Skeletal inventory sheet?

I checked.

At graveside, I’d indicated recovery of fifty-six phalanges. Beyond that, the information was useless. After identifying carpals, metacarpals, tarsals, and metatarsals, I’d merely tallied phalange totals, then bagged the hands and feet. Had I miscounted? Mistaken twigs for middles? Pebbles for distals?

Joe?

Thinking the tech might remember what we’d gotten, I hurried down the hall. The large autopsy suite was deserted. I called upstairs, got Joe’s voice mail. Of course. Lunchtime.

Morgue photos?

It had been a Saturday. I’d worked alone. The bones had required no cleaning, so there’d been no risk of unintentional modification. Other than overview shots documenting condition upon arrival, I’d decided to delay photography until the skeleton was reassembled.

Scene photos?

Though a long shot, the right little finger might be visible in close-ups.

Climbing the back stairs to the main level, I exited to the lobby and took an unrestricted elevator to the second floor. A guy named Pellerin greeted me in the Service de l’identité judiciaire.

I requested the scene shots from the Oka recovery. Pellerin asked me to wait and disappeared into the back. After a short delay, he reappeared with a thick brown envelope.

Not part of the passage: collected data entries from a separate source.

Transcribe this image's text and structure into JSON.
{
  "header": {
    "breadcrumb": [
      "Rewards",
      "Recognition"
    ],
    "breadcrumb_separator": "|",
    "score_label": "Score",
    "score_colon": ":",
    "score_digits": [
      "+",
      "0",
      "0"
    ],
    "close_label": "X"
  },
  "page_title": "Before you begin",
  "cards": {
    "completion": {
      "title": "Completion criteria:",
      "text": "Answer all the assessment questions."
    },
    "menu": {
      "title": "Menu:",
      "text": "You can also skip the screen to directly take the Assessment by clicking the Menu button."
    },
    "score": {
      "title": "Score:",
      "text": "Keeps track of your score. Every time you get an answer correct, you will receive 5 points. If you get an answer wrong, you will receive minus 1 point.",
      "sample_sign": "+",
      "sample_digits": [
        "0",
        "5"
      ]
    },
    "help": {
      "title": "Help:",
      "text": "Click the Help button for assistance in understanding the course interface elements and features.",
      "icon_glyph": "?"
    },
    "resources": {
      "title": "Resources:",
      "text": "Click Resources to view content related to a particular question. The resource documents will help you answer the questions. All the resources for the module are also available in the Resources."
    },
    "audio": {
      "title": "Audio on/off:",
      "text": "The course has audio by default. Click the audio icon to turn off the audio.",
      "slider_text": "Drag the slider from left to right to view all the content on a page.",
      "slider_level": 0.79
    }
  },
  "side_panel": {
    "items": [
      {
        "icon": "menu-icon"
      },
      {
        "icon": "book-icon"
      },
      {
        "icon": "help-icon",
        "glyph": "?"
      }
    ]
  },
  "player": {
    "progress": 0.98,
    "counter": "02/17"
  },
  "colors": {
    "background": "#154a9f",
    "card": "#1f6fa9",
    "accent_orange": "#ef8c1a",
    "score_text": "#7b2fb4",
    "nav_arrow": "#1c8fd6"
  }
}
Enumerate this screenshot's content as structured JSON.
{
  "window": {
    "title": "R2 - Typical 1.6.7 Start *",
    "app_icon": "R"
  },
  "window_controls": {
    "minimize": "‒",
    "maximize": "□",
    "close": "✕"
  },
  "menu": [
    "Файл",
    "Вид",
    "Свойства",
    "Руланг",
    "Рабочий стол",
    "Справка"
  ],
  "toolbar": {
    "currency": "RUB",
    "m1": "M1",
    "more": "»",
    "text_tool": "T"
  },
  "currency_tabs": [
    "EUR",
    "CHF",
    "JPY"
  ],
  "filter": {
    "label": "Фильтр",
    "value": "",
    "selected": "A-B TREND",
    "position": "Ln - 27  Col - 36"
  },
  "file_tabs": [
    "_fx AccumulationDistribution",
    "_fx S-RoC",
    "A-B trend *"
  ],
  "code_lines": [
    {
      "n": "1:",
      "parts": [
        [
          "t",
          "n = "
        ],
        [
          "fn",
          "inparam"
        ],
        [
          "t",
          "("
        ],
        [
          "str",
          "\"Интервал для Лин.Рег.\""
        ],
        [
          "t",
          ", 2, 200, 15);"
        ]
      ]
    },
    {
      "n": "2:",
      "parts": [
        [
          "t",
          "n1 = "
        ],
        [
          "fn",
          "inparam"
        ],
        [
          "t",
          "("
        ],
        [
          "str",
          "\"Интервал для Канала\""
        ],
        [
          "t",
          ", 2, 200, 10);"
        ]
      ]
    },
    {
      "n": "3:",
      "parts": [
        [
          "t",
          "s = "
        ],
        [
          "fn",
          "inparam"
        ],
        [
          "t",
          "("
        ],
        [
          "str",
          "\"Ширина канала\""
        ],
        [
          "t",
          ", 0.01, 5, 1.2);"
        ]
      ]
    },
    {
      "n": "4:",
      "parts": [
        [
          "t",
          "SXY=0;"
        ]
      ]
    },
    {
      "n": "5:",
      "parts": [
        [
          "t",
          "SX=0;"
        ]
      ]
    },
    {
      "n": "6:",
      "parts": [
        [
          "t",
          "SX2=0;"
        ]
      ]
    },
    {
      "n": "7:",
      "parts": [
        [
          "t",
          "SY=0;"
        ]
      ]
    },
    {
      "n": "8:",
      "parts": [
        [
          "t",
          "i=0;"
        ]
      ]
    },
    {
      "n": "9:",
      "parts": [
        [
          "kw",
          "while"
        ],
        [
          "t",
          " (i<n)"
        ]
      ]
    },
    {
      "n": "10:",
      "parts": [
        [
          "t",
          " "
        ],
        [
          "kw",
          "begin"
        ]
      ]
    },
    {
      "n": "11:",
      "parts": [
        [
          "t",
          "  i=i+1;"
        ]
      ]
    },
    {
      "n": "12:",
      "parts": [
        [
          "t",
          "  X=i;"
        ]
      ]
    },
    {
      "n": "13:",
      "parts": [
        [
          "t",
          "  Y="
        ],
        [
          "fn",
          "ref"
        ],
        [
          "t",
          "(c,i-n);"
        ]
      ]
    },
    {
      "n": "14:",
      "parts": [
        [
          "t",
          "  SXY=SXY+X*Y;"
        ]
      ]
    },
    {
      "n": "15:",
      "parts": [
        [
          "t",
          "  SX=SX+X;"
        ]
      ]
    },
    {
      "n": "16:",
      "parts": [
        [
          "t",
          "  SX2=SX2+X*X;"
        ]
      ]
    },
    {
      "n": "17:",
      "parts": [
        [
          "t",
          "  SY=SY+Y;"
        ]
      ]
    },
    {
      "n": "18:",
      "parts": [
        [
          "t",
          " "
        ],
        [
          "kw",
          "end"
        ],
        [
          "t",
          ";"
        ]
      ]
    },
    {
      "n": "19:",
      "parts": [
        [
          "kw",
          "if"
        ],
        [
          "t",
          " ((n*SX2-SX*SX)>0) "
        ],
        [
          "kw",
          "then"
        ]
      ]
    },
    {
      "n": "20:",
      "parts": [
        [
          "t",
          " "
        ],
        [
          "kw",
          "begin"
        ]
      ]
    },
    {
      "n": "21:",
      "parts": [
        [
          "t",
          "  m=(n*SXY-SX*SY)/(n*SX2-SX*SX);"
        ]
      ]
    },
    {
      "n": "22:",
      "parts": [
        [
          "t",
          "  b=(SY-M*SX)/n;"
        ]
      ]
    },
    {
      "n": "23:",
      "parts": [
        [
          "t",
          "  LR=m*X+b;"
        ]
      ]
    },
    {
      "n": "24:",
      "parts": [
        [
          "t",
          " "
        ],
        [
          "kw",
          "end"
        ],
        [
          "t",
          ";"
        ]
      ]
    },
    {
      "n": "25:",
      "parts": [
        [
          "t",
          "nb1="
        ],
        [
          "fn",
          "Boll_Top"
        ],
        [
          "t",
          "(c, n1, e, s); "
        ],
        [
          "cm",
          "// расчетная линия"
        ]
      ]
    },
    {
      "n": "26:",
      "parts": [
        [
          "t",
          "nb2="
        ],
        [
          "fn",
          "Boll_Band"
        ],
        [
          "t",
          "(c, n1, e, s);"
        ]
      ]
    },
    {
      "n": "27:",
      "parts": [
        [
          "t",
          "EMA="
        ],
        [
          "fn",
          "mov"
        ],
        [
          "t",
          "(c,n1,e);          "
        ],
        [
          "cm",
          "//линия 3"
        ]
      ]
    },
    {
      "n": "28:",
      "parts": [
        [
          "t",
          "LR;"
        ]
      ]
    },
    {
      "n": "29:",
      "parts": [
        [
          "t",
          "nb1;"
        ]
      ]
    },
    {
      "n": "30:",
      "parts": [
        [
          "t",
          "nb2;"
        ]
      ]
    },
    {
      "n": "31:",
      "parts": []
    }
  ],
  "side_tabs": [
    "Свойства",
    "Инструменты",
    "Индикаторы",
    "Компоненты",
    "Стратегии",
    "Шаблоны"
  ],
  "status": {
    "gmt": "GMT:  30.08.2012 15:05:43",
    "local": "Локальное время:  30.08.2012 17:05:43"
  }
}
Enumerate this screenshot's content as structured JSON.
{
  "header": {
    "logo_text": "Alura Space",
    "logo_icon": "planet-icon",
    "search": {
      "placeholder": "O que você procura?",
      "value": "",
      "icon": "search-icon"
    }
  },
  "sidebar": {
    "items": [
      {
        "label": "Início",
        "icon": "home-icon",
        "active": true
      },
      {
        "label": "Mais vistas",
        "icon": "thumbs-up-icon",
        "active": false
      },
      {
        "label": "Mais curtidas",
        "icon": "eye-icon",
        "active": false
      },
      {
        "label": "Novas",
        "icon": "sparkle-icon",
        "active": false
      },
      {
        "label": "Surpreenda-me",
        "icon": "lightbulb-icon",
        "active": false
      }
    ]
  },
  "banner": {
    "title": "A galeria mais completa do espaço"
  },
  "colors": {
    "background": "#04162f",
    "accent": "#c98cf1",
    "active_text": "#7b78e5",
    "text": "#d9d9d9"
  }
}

I thanked him and went back downstairs.

Sliding a spiral-bound album from the envelope, I started flipping through 5 by 7 color prints.

The opening sequence showed the usual terrain overviews, approach routes, and angles of a yellow-taped patch of earth. Only the tent was atypical.

I skipped quickly through those. My interest was in bones.

There were several photos of the skeleton lying in the pit, taken from a distance of at least six feet. Because the victim lay twisted to one side, the right hand and arm were difficult to see.

I tried a magnifying glass. It didn’t help much.

I continued flipping through prints.